このレビューはネタバレを含みます
テレビアニメ版『マクロスΔ』の再編集版。イツワリやサヨナラのように大幅な変更点があるわけではなく、あくまでテレビアニメ版のメインストーリーに沿って追加シーンやボイスが収録されている。
イツワリと同様に主人公とヒロインがパイロットとウタヒメになるまでを省略、もしくは短縮することでそれ以外のシーンに尺を割くことを可能にしている。劇場版Fでは生じた尺を使って三角関係を深掘りし、ライブシーンをアップグレードしていた。本作においてもライブシーンが大幅に強化されているが、三角関係は深掘りどころか無かったことにされているレベルでミラージュの恋愛に触れられない。

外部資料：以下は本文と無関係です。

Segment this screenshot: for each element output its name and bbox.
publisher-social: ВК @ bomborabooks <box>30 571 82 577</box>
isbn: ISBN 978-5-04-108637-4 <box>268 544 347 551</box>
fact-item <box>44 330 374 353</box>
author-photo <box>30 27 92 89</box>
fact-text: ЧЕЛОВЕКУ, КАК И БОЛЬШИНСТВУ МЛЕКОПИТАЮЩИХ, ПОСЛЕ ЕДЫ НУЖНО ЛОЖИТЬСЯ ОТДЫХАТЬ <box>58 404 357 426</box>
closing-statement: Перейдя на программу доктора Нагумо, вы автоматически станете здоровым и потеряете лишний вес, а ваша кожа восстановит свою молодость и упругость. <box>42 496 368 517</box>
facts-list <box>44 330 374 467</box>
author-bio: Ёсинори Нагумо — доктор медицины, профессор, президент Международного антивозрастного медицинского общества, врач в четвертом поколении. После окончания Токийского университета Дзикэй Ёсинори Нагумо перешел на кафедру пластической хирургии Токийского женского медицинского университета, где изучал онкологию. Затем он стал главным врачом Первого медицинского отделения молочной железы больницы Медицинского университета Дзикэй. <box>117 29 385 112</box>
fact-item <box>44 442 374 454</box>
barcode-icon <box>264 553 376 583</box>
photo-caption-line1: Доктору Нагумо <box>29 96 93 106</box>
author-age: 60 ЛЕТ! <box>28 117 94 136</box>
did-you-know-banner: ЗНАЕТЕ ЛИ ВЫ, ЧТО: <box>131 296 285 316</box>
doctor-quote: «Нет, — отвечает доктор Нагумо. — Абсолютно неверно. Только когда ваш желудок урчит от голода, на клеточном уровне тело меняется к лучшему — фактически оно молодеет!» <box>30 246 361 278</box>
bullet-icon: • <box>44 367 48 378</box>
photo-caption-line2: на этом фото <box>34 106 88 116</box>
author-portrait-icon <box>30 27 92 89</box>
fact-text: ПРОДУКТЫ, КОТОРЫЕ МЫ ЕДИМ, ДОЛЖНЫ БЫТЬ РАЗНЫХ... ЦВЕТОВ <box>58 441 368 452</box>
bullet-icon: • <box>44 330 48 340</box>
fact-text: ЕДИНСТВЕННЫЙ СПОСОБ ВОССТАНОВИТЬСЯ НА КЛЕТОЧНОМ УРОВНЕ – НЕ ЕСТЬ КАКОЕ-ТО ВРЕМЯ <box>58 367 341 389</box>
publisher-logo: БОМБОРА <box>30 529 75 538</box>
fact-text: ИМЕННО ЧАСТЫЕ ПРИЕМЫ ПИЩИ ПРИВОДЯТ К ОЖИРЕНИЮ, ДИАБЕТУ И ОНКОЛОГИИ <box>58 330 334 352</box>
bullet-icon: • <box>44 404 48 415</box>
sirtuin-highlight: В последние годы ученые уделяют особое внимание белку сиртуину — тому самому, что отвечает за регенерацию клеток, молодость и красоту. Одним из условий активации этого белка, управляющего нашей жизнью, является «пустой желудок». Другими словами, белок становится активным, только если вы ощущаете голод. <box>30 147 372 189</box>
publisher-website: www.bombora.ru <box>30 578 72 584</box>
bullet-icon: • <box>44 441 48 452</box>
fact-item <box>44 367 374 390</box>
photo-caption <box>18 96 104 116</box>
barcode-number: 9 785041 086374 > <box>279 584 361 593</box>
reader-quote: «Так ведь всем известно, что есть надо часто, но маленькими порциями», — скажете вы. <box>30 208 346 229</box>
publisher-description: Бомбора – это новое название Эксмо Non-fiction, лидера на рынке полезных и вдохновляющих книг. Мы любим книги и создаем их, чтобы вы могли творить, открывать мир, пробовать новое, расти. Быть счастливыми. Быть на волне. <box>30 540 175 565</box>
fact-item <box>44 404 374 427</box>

テレビアニメ版との細かい相違点は多くあるが、大きな変更はやはりライブシーンに代表されるだろう。特に、3Dモデルを使用したライブシーンを挿入した点と、楽曲が変更されている点は特筆したい。テレビアニメ版では戦闘のたびにライブを披露する関係上、作り込まれたシーンが少なく、披露回数が多いことでテンプレ化してしまい激情を抱きづらくなってしまっているという問題を抱えていた。劇場版では、尺の都合ももちろんあるが、披露回数を絞り、『ワルキューレがとまらない』などキャッチーな曲を採用し、3Dモデルを使ったライブシーンを挿入するなど、1曲あたりから得られるインパクトを最大化する試みがなされていた。そのライブシーンについて、3Dになったことで手が抜かれているわけではなく、宇宙空間でライブすることを活かした縦横無尽のカメラワークと、ミンメイ・ディフェンスを彷彿とさせるホログラム技術によって近未来におけるライブ体験として説得力を損なうことなく満足のいく映画体験の水準に達していたように思う。
テレビアニメ版ではロイドの思想が意味わからなかったりメッサーの死に際があっさりだったり最後の方ぐだぐだすぎだったりで叩かれがちだがハインツと空中騎士団の活躍を大胆にカットすることで美雲とフレイアをはじめとするワルキューレの結束の強さにフォーカスし、ぐだぐだしてるやりとりを最小限にとどめている。メッサーの死、それを乗り越えるカナメがテレビアニメ版の大きな見どころであったがメッサーの死亡シーン自体を見どころとして使い、メッサーの死を乗り越えるカナメを映画のラストに持ってくることで中弛みを回避している。ロイドの目的はウィンダミア人寿命短すぎ問題を解消することに変更されており、寿命の長さに固執するロイドと一瞬の生から永遠を感じ取ったことで人生を肯定するキースの対比は哀しくも美しかった。
全体的にテレビアニメ版を不出来にしている要素を削り、見せ場を作り出しているので総集編としては十分満足のいくクオリティだった。しかし、そもそもマクロスΔのメインストーリー自体がそこまでおもろくないので、マシになったというだけで特別おもしろいわけでもなく、激情を抱くには不十分だった。ワルキューレ興味あるけどテレビアニメ2クールも観るの怠いってオタクにこれ勧めとけば良いみたいなポジション。
以下、雑感。
・『ワルキューレがとまらない』が途中でとまって泣いた
・ハヤテが既にΔ小隊入ってるところから始まるからめちゃくちゃ人としてシャンとしてる
・肌晒しすぎやろ。これじゃ激情のワルキューレじゃなくて「劣情のワルキューレ」だよ〜
・俺もキースと全く同じタイミングで「かわした……だと!?」って言った
・ワルキューレとハインツの合同ライブぜってーアツいだろ。ワルキューレのごりごりのサウンドのバックでハインツのコーラス入ってたらぜってーアツいだろ。ライオンのバックの愛おぼみたいになるだろ絶対。